You came the first time we made love – on a pile of blankets and cushions in my basement. Do you realize how rare that is? Every time I have heard a woman tell about her first time having sex, she says it was miserable. But at our first time, you’re whole body rocked with intensity. You were, literally, screaming and moaning. Lord knows how we managed not to wake up everyone in the house.

I don’t think we ever had sex and you didn’t orgasm. And not just once. A series of earth-shattering, body tensing, writhing, incredible, multiple orgasms. Over and over again. We would stop for a while, rest, and do it again – even more intensely. Sex with you was absolutely incredible.

Since you were my first, I thought that’s how sex was with everyone.

After we broke up, I started dating and eventually had sex with another woman for the first time. It was totally different. Sure, it was nice, but nothing like what I had experienced with you. I figured it was just her – something not quite right, maybe a little uptight or something.

Over the next few years I dated more women and had other of sexual partners. Some never came at all. Some I couldn’t really tell. I’m pretty sure a few even faked it. The sex was OK for me but I was baffled because something was completely missing. I never found anyone who I had a physical connection with, like you.

Then I got married. Our sex life before marriage wasn’t all that great, and within a few years after marriage it was as vanilla as it gets. We had sex to make babies. It was utilitarian. I started to forget how great sex could really be. It just seemed “normal” for sex to be, well, OK but not so special.

Then when we reconnected in our 30s, it was like “Holy Crap! What have I been missing!” We didn’t skip a beat – the sex was just as good as when we were teenagers. You screamed, your body rocked, and you came over and over again. I could get hard again two minutes after cumming – something that I hadn’t been able to do for years.

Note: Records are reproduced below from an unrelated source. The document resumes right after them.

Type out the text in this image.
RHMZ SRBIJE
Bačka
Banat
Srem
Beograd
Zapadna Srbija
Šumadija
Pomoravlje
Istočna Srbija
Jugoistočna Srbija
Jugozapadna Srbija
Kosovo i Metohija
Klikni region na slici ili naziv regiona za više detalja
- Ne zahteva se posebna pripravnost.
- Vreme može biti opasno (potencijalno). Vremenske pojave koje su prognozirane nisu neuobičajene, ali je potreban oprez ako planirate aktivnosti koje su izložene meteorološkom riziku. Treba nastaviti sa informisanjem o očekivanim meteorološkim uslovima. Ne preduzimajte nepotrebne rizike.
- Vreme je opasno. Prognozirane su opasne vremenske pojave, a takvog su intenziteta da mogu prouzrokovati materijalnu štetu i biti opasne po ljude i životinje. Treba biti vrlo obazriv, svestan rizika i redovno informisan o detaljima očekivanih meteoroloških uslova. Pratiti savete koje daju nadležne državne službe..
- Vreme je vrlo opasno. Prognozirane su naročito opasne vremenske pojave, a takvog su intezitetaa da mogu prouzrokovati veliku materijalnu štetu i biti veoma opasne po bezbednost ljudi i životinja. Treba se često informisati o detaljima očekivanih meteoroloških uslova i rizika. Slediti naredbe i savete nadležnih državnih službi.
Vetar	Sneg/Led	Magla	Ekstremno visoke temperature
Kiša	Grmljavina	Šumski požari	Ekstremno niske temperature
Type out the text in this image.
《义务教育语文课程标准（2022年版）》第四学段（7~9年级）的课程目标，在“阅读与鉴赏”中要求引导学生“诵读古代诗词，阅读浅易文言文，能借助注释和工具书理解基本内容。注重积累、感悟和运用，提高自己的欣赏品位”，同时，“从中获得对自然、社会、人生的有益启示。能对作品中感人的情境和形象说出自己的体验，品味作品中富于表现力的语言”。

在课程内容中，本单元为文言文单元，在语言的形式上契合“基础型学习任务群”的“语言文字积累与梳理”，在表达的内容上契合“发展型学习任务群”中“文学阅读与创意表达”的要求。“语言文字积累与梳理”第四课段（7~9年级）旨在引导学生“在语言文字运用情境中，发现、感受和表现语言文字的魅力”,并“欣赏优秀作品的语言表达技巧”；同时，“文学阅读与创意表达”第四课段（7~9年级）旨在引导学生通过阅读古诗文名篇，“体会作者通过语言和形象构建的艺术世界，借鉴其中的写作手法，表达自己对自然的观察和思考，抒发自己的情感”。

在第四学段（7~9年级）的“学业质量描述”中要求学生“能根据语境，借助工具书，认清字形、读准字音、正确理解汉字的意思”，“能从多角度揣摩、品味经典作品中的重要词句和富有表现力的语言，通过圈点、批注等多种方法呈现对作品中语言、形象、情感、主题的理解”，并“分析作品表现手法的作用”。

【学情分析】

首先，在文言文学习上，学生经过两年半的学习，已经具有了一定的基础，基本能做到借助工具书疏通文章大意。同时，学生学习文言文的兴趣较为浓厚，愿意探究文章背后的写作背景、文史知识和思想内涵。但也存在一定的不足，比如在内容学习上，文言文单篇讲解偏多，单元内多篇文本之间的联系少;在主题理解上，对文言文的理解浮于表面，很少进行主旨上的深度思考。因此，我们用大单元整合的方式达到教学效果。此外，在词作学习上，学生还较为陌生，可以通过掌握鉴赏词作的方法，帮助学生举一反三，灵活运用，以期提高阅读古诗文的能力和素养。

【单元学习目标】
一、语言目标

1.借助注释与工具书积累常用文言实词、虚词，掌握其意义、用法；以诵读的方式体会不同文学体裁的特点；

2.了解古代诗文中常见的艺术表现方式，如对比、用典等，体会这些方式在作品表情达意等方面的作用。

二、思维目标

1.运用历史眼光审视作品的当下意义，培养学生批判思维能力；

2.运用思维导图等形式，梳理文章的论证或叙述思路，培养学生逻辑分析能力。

When we stopped seeing each other, I was lost. Not only because I missed you badly, but also because I had rediscovered my sexuality and I had no way to get it back again. Going back to baby-making sex was such a huge step backward. I stopped initiating sex completely. Birthday sex was about all I ever had. And that was fine, because it was so disappointing compared to what I knew it could be like.

It is too easy to say that our sex was so incredible because we were deeply in love. For sure, that’s a huge part of it. But it is also that we learned to have sex with each other. Everything I know about sex, I discovered with you.

If I had never met you, I wouldn’t know how amazing it is to make love to a woman who enjoys sex as much as me. A real woman who can let go, allow the pleasure to course through her body in waves, to cum over and over, moaning, screaming. If it wasn’t for you, sex with anyone would seem great… I would have no idea what I was missing. That’s how you ruined me

Of course I am being facetious when I say you ruined me. I will be forever grateful that I experienced how phenomenal it is to “make love” in the truest sense of the expression. To have emotional love manifest itself into physical love. To be able to abandon myself completely; and to be with a woman who could give herself over completely to me. To enjoy giving pleasure as much, maybe even more, than receiving it. It’s a gift, a precious gift, that we will share forever.

Source: reddit.com/r/gonewildstories/comments/7axlrn/you_ruined_me_mf

6 comments

  1. I would agree with this, I’ve been with only a couple of women that affected me this much when we’d have sex. With most partners it’s just been ‘ok’ and with some women they hate it and it really does slip quickly to once every few months or on a birthday. If only everyone could experience it like this, would they settle for just once in a while? Thanks for writing this

  2. Try and spice things up with your wife instead of pining over your ex. There’s a reason she’s your ex..

  3. I’ve had enough experience to understand this. It’s definitely both good and bad knowing what’s out there.